Grand soleil en cette fin d’après-midi du jeudi 06 avril à Rennes : les terrasses sont de sortie, les gens sourient. Une petite poignée d’entre nous se dirigent pourtant vers l’intimiste Théâtre de la Parcheminerie pour s’enfermer dans les noirceurs de Sandre, une proposition du collectif Denisyak dans le cadre du Festival Mythos. Sandre ne nous laissera pas sortir indemnes…
Assister à ce spectacle, c’est accepter de s’enfoncer dans les méandres de l’âme humaine, entre lumière et noirceur. La scène est plongée dans une atmosphère sombre, seule une lumière blafarde éclaire la plateforme centrale. Sur celle-ci, un fauteuil cabriolet style Louis XV trône, avec toutefois un détail plutôt étrange : des clous sortent de l’assise et pointent vers le sol. Et inversement. A la droite du fauteuil, un lampadaire-guéridon old school qui éclaire de façon minimaliste. Une musique inquiétante et lancinante se fait entendre, doucement d’abord puis de plus en plus insidueusement. L’ambiance est posée. On sent imperceptiblement que le propos ne sera pas joyeux…

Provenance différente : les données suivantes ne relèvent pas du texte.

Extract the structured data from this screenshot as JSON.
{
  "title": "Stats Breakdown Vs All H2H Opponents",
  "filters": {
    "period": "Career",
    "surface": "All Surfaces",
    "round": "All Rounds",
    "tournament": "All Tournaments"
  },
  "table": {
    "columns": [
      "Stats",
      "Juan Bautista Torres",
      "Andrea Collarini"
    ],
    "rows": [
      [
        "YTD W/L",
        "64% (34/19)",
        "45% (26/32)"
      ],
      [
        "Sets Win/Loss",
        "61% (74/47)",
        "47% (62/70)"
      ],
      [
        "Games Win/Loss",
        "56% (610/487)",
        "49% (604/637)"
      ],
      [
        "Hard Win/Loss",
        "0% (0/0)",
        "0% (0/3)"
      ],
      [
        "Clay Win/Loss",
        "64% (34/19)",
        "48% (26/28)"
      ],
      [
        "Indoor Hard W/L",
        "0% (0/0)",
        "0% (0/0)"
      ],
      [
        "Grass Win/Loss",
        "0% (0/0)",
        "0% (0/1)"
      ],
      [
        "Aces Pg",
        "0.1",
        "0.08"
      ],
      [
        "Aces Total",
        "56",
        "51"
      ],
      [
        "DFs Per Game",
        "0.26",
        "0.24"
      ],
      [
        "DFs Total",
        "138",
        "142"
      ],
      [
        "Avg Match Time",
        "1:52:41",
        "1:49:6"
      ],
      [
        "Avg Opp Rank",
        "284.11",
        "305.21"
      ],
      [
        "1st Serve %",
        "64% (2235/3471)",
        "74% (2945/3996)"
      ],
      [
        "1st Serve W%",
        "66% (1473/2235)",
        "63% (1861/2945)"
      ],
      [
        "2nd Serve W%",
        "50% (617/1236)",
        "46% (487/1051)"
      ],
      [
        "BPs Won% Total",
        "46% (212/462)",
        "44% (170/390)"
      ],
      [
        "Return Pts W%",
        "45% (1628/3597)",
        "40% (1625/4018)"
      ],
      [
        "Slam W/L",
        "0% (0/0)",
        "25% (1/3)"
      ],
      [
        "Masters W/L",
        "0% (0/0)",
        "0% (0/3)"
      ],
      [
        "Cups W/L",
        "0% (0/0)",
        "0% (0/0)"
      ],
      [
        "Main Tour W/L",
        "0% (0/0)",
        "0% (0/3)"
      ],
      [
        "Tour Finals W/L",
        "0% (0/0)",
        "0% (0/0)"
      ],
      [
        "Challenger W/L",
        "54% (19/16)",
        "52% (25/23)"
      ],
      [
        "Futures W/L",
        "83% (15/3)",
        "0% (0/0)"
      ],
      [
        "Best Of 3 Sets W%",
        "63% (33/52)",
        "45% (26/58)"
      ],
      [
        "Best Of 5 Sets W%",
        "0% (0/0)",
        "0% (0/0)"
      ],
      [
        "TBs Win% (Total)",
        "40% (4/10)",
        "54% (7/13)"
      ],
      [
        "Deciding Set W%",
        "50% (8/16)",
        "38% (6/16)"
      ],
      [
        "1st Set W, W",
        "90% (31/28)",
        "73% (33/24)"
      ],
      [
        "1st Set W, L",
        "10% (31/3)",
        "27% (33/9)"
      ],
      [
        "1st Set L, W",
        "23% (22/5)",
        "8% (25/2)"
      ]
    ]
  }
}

Et l’on entre dans l’intimité de cette femme, qui, par amour, va commettre l’irréparable. Un amour qui se désagrège, dont elle évoque petit à petit les dysfonctionnements. Alors, on rit au départ de ces décalages : lui offrir des fleurs pour la ST Valentin ? non, il n’en a jamais eu l’idée. Mais à quoi bon, avec toutes les fleurs qu’on a dans le jardin. Et au fur et à mesure, le public se tait, ne rit plus, esquisse à peine un sourire, jusqu’à ne plus rien exprimer. Car ces détails sont terriblement violents, ils sont ceux d’une femme qui regrette mais excuse tout, qui souffre mais continue à sourire. Cette Bree Van de Kemp parfaite révèle ses faiblesses : elle qui cuisine tous les plats sans sourciller, notamment la tarte Tatin, la préférée de son mari, ne se sent plus seulement qu’une tarte renversée.
Les mots sont cruels à son encontre, encore plus parce que c’est elle qui les formule : ses cheveux deviennent crinière, puis crin, puis cravache. On reste abasourdis par ces petits riens, ces mots qui dérivent et qui feront tout au final. Ce mari qui ne l’aime plus et lui préfère une autre femme va la mener à commettre l’irréparable, à devenir une mère meurtrière : « Tu me reprends l’amour, je reprends la chair de ma chair ».
Et c’est avec un calme inquiétant qu’elle narre cette journée où tout va basculer. Comme un déni de vie, où le liquide amniotique finit au fond d’un seau, balayé par les franges du balai de Bree Van de Kemp. Celle qui se déchire en deux refuse d’accepter qu’on fasse des enfants à une femme que l’on n’aime pas. Elle a tué quelqu’un mais elle n’est pas folle, diront les psychiatres. Elle est normale donc, et elle préparera du cabillaud à l’oseille pour toute la famille le soir-même…
Sandre est une tragédie. Un texte fort et percutant qui ne laisse personne indemne. On ne lira plus jamais les faits divers traitant d’infanticides de la même façon…
Le comédien Erwan Daouphars incarne sans accroc cette femme fragile qui a commis l’irréparable. Il est doux et sévère, attentionné et impitoyable. Son jeu est troublant, on oublie que c’est un homme qui joue le rôle d’une femme ; on saisit – sans pour autant comprendre – ces petits riens qui s’accumulent jusqu’à ce point de bascule ; on est bluffé par ce monstre de normalité.
Un jeu porté par un travail sur les lumières absolument saisissant. Yannick Anché, le créateur Lumières, a fait un travail remarquable : blafarde, dégradée, latérale et jouant sur l’ombre d’une silhouette enfin debout, minimaliste, blanche puis jaune : la lumière joue avec l’intimité tragique de cette femme fragile. Plus rien n’existe hormis ce fauteuil et Il/Elle. La musique vient compléter cette ambiance oppressante. Tout se ferme, tout se bloque, tout s’arrête ; il n’y a plus que ces mots, ces phrases racontant l’amour et la mort.
On respire à nouveau quand tout s’arrête. On sort silencieux et secoués par ce spectacle. Un coup de poing programmé par le festival Mythos, que l’on remercie pour ce choix audacieux. Un travail admirable du collectif Denisyak, à voir de toute urgence si vous en avez l’occasion.